"Das Thrombose-Risiko für tiefe Beinvenenthrombosen und Lungenembolien von hormonellen Verhütungsmitteln ist seit Langem bekannt", erläutert Professor Dr. med. Matthias Endres, 1. Vorsitzender der DSG und Direktor der Klinik für Neurologie an der Berliner Charité: "Das ist ein Grund, warum die Antibabypille auch 50 Jahre nach ihrer Einführung weiterhin verschreibungspflichtig ist." Bevor Frauenärzte ein Rezept ausstellen, müssen sie das individuelle Risiko ihrer Patientin sorgfältig abschätzen. "Eine bekannte Thrombose-Neigung oder starkes Übergewicht sind oft ein Grund, auf andere wirksame Verhütungsmethoden zu wechseln", sagt Professor Endres.
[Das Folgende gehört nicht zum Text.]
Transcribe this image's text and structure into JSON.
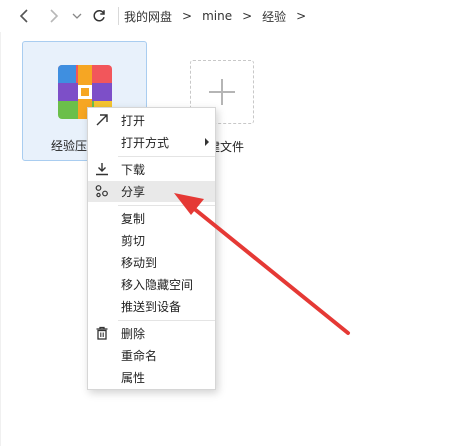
{
  "nav": {
    "breadcrumb": [
      "我的网盘",
      "mine",
      "经验"
    ],
    "separator": ">"
  },
  "file": {
    "name_visible": "经验压"
  },
  "new_file": {
    "label_visible": "建文件"
  },
  "context_menu": {
    "items": [
      {
        "label": "打开",
        "icon": "open-arrow-icon"
      },
      {
        "label": "打开方式",
        "submenu": true
      },
      {
        "label": "下载",
        "icon": "download-icon"
      },
      {
        "label": "分享",
        "icon": "share-icon",
        "highlighted": true
      },
      {
        "label": "复制"
      },
      {
        "label": "剪切"
      },
      {
        "label": "移动到"
      },
      {
        "label": "移入隐藏空间"
      },
      {
        "label": "推送到设备"
      },
      {
        "label": "删除",
        "icon": "trash-icon"
      },
      {
        "label": "重命名"
      },
      {
        "label": "属性"
      }
    ]
  },
  "colors": {
    "selection_bg": "#e8f1fb",
    "selection_border": "#a9cdf0",
    "annotation_arrow": "#e53935",
    "menu_hover": "#e9e9e9"
  }
}
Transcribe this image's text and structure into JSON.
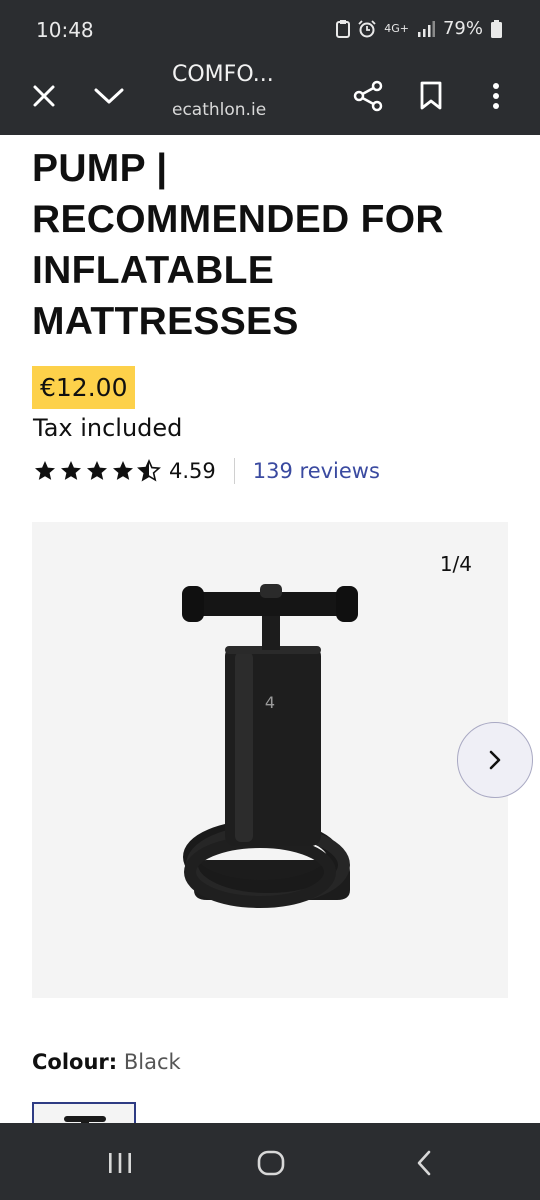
{
  "status_bar": {
    "time": "10:48",
    "network": "4G+",
    "battery": "79%"
  },
  "browser": {
    "page_title": "COMFO...",
    "url": "ecathlon.ie"
  },
  "product": {
    "title_lines": [
      "PUMP |",
      "RECOMMENDED FOR",
      "INFLATABLE",
      "MATTRESSES"
    ],
    "price": "€12.00",
    "tax_note": "Tax included",
    "rating": 4.59,
    "rating_text": "4.59",
    "reviews": "139 reviews"
  },
  "gallery": {
    "counter": "1/4"
  },
  "colour": {
    "label": "Colour:",
    "value": "Black"
  },
  "colors": {
    "chrome": "#2b2d30",
    "price_highlight": "#fdd14a",
    "link": "#3a4aa0"
  }
}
Das Thrombose-Risiko in den Venen ist gut untersucht: Im schlimmsten Fall kann es zu einer Lungenembolie führen. Doch zum Herzinfarkt- und Schlaganfall-Risiko gab es nach Auskunft von Professor Endres bislang kaum zuverlässige Zahlen. Dies ändert eine Untersuchung aus Dänemark: Sie liefert nach Einschätzung des Berliner Experten eine sichere Grundlage für die ärztliche Beratung. Die Kopenhagener Forscher haben darin sämtliche Verordnungen hormoneller Verhütungsmittel über einen Zeitraum von 15 Jahren mit Krankenhausbehandlungen wegen Schlaganfall und Herzinfarkt in Beziehung gesetzt. "Die Untersuchung belegt, dass ein minimales Risiko vorhanden ist", stellt der Experte fest. "Es ist aber deutlich geringer als das Risiko einer venösen Thrombose."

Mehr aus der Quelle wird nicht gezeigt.